I think it was around this time that I was taken to the cinema to see ‘The Red Detachment of Women’, the most famous Chinese ballet, produced at the height of Chairman Mao’s ‘Great Proletarian Cultural Revolution’. It tells the story of a woman’s journey into the People’s Liberation Army. Instead of fragile women dressed in tutus, women were depicted in military uniforms with rifles. Instead of soft, elegant movements, they had strong arms and clenched fists and danced with vigour and strength. It shook the entire foundation of bourgeois art. I remember the posters and billboards vividly.
Rumours began to circulate that China was preparing to take back control of Hong Kong. Emergency restrictions and a curfew was imposed. The Leftists retaliated, resorting to terrorist tactics and planting fake and real bombs in the city. Members of the press who had voiced opposition to violence were threatened and murdered. As children we were warned not to step on loose sheets of newspapers lying on the road, nor to pick up toys in our path. Explosives were often found in innocuous-looking objects, and they caused considerable injury. A seven-year-old girl and her two-year-old brother had been killed by a bomb wrapped like a gift and placed outside their residence. To this day, I do not relish walking through a pile of autumn leaves; nor do I step onto anything I cannot see. It might explain why I would rather contemplate sky diving than jumping into ocean waters when on holiday.

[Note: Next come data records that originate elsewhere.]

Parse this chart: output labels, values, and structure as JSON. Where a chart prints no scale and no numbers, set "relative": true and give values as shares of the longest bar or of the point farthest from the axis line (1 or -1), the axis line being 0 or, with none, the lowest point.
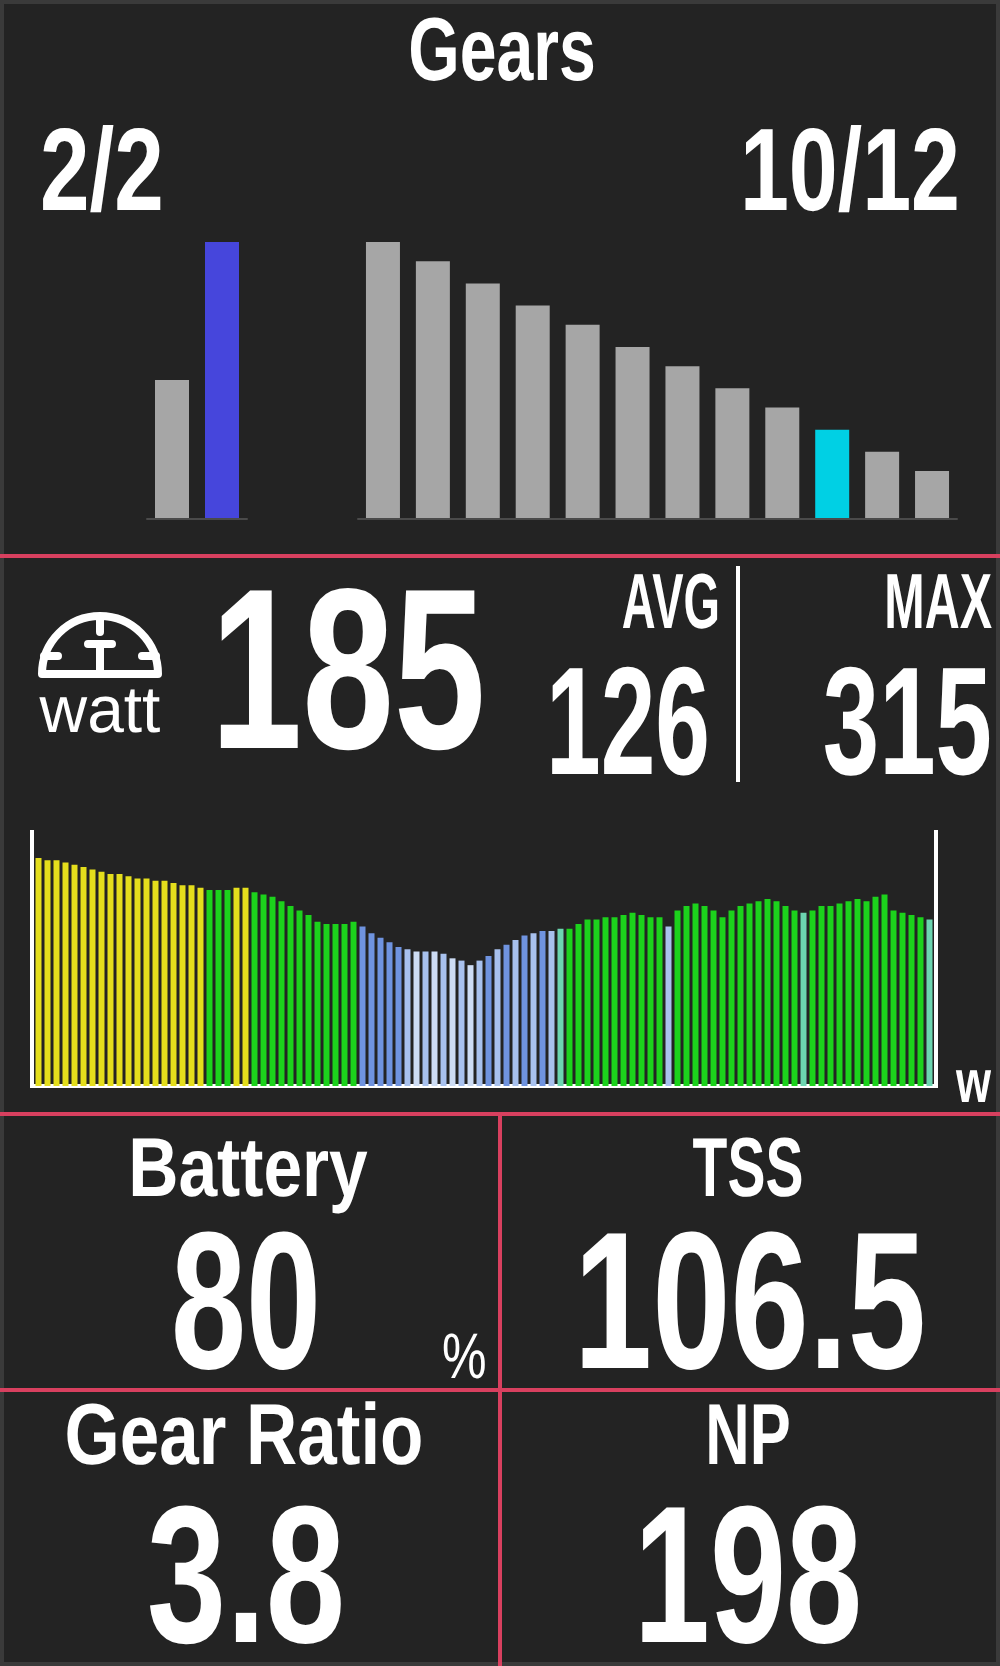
{
  "chart_data": [
    {
      "type": "bar",
      "categories": [
        null,
        null
      ],
      "values": [
        0.5,
        1
      ],
      "colors": [
        "#a6a6a6",
        "#4646dc"
      ],
      "relative": true,
      "annotations": [
        "2/2"
      ]
    },
    {
      "type": "bar",
      "title": "Gears",
      "categories": [
        null,
        null,
        null,
        null,
        null,
        null,
        null,
        null,
        null,
        null,
        null,
        null
      ],
      "values": [
        1,
        0.93,
        0.85,
        0.77,
        0.7,
        0.62,
        0.55,
        0.47,
        0.4,
        0.32,
        0.24,
        0.17
      ],
      "colors": [
        "#a6a6a6",
        "#a6a6a6",
        "#a6a6a6",
        "#a6a6a6",
        "#a6a6a6",
        "#a6a6a6",
        "#a6a6a6",
        "#a6a6a6",
        "#a6a6a6",
        "#00d0e4",
        "#a6a6a6",
        "#a6a6a6"
      ],
      "relative": true,
      "annotations": [
        "10/12"
      ]
    },
    {
      "type": "other",
      "annotations": [
        "watt",
        "185",
        "AVG",
        "126",
        "MAX",
        "315"
      ]
    },
    {
      "type": "bar",
      "categories": [
        null,
        null,
        null,
        null,
        null,
        null,
        null,
        null,
        null,
        null,
        null,
        null,
        null,
        null,
        null,
        null,
        null,
        null,
        null,
        null,
        null,
        null,
        null,
        null,
        null,
        null,
        null,
        null,
        null,
        null,
        null,
        null,
        null,
        null,
        null,
        null,
        null,
        null,
        null,
        null,
        null,
        null,
        null,
        null,
        null,
        null,
        null,
        null,
        null,
        null,
        null,
        null,
        null,
        null,
        null,
        null,
        null,
        null,
        null,
        null,
        null,
        null,
        null,
        null,
        null,
        null,
        null,
        null,
        null,
        null,
        null,
        null,
        null,
        null,
        null,
        null,
        null,
        null,
        null,
        null,
        null,
        null,
        null,
        null,
        null,
        null,
        null,
        null,
        null,
        null,
        null,
        null,
        null,
        null,
        null,
        null,
        null,
        null,
        null,
        null
      ],
      "values": [
        1,
        0.99,
        0.99,
        0.98,
        0.97,
        0.96,
        0.95,
        0.94,
        0.93,
        0.93,
        0.92,
        0.91,
        0.91,
        0.9,
        0.9,
        0.89,
        0.88,
        0.88,
        0.87,
        0.86,
        0.86,
        0.86,
        0.87,
        0.87,
        0.85,
        0.84,
        0.83,
        0.81,
        0.79,
        0.77,
        0.75,
        0.72,
        0.71,
        0.71,
        0.71,
        0.72,
        0.7,
        0.67,
        0.65,
        0.63,
        0.61,
        0.6,
        0.59,
        0.59,
        0.59,
        0.58,
        0.56,
        0.55,
        0.53,
        0.55,
        0.57,
        0.6,
        0.62,
        0.64,
        0.66,
        0.67,
        0.68,
        0.68,
        0.69,
        0.69,
        0.71,
        0.73,
        0.73,
        0.74,
        0.74,
        0.75,
        0.76,
        0.75,
        0.74,
        0.74,
        0.7,
        0.77,
        0.79,
        0.8,
        0.79,
        0.77,
        0.74,
        0.77,
        0.79,
        0.8,
        0.81,
        0.82,
        0.81,
        0.79,
        0.77,
        0.76,
        0.77,
        0.79,
        0.79,
        0.8,
        0.81,
        0.82,
        0.81,
        0.83,
        0.84,
        0.77,
        0.76,
        0.75,
        0.74,
        0.73
      ],
      "colors": [
        "#e4de1c",
        "#e4de1c",
        "#e4de1c",
        "#e4de1c",
        "#e4de1c",
        "#e4de1c",
        "#e4de1c",
        "#e4de1c",
        "#e4de1c",
        "#e4de1c",
        "#e4de1c",
        "#e4de1c",
        "#e4de1c",
        "#e4de1c",
        "#e4de1c",
        "#e4de1c",
        "#e4de1c",
        "#e4de1c",
        "#e4de1c",
        "#1cd21c",
        "#1cd21c",
        "#1cd21c",
        "#e4de1c",
        "#e4de1c",
        "#1cd21c",
        "#1cd21c",
        "#1cd21c",
        "#1cd21c",
        "#1cd21c",
        "#1cd21c",
        "#1cd21c",
        "#1cd21c",
        "#1cd21c",
        "#1cd21c",
        "#1cd21c",
        "#1cd21c",
        "#6f93df",
        "#6f93df",
        "#6f93df",
        "#6f93df",
        "#6f93df",
        "#a8c1ee",
        "#cddcf4",
        "#a8c1ee",
        "#cddcf4",
        "#a8c1ee",
        "#cddcf4",
        "#a8c1ee",
        "#cddcf4",
        "#a8c1ee",
        "#6f93df",
        "#a8c1ee",
        "#6f93df",
        "#a8c1ee",
        "#6f93df",
        "#a8c1ee",
        "#6f93df",
        "#a8c1ee",
        "#6cd5b0",
        "#1cd21c",
        "#1cd21c",
        "#1cd21c",
        "#1cd21c",
        "#1cd21c",
        "#1cd21c",
        "#1cd21c",
        "#1cd21c",
        "#1cd21c",
        "#1cd21c",
        "#1cd21c",
        "#a8c1ee",
        "#1cd21c",
        "#1cd21c",
        "#1cd21c",
        "#1cd21c",
        "#1cd21c",
        "#1cd21c",
        "#1cd21c",
        "#1cd21c",
        "#1cd21c",
        "#1cd21c",
        "#1cd21c",
        "#1cd21c",
        "#1cd21c",
        "#1cd21c",
        "#6cd5b0",
        "#1cd21c",
        "#1cd21c",
        "#1cd21c",
        "#1cd21c",
        "#1cd21c",
        "#1cd21c",
        "#1cd21c",
        "#1cd21c",
        "#1cd21c",
        "#1cd21c",
        "#1cd21c",
        "#1cd21c",
        "#1cd21c",
        "#6cd5b0"
      ],
      "relative": true,
      "ylabel": "w"
    },
    {
      "type": "other",
      "title": "Battery",
      "annotations": [
        "80",
        "%"
      ]
    },
    {
      "type": "other",
      "title": "TSS",
      "annotations": [
        "106.5"
      ]
    },
    {
      "type": "other",
      "title": "Gear Ratio",
      "annotations": [
        "3.8"
      ]
    },
    {
      "type": "other",
      "title": "NP",
      "annotations": [
        "198"
      ]
    }
  ]
}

The police raided a bomb-making factory in my local Western District, and had tracked down a number of Communist schools in which the students and their teachers were also making bombs. Returning home one late afternoon with my grandmother and sister, I could see as we approached our home street that it had been cordoned off by police, and no one was allowed to enter. As usual, a crowd soon gathered – and then a bomb disposal van arrived, and we were all told to remain calm, and that everything would soon be over. It did not take long. I remember the sound of the muted explosion, and the young bomb disposal man, who lost his right arm as he attempted to make it safe. The media reported his return to duty, prosthesis in place. Living, modern heroism – not just in the annuals of history but in the street where I lived.

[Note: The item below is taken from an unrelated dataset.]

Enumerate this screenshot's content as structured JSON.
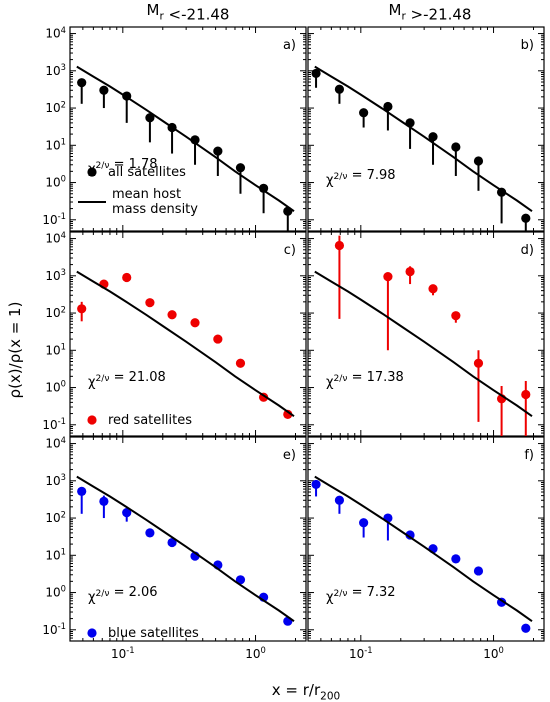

The waves of bombing subsided in October 1967. In all, the dispute lasted 18 months and became known as the Cultural Revolution. It ceased only when Zhou En Lai gave orders for it to stop. I’ve since read that during that time the police and British military defused over 8,000 home-made bombs. Statistics show that one in every eight was genuine. As a result, laws were passed prohibiting fireworks without the permission of the government. The Queen granted the Hong Kong Police Force the privilege of the Royal title, still in use after the 1997 handover of the colony back to China. Apart from the human toll, it caused millions of dollars’ worth of damage and confidence in Hong Kong’s future declined. As many sold their property and moved overseas, HK tycoon Li Ka-Shing amassed his fortune by buying property at rock-bottom prices at the height of the riots.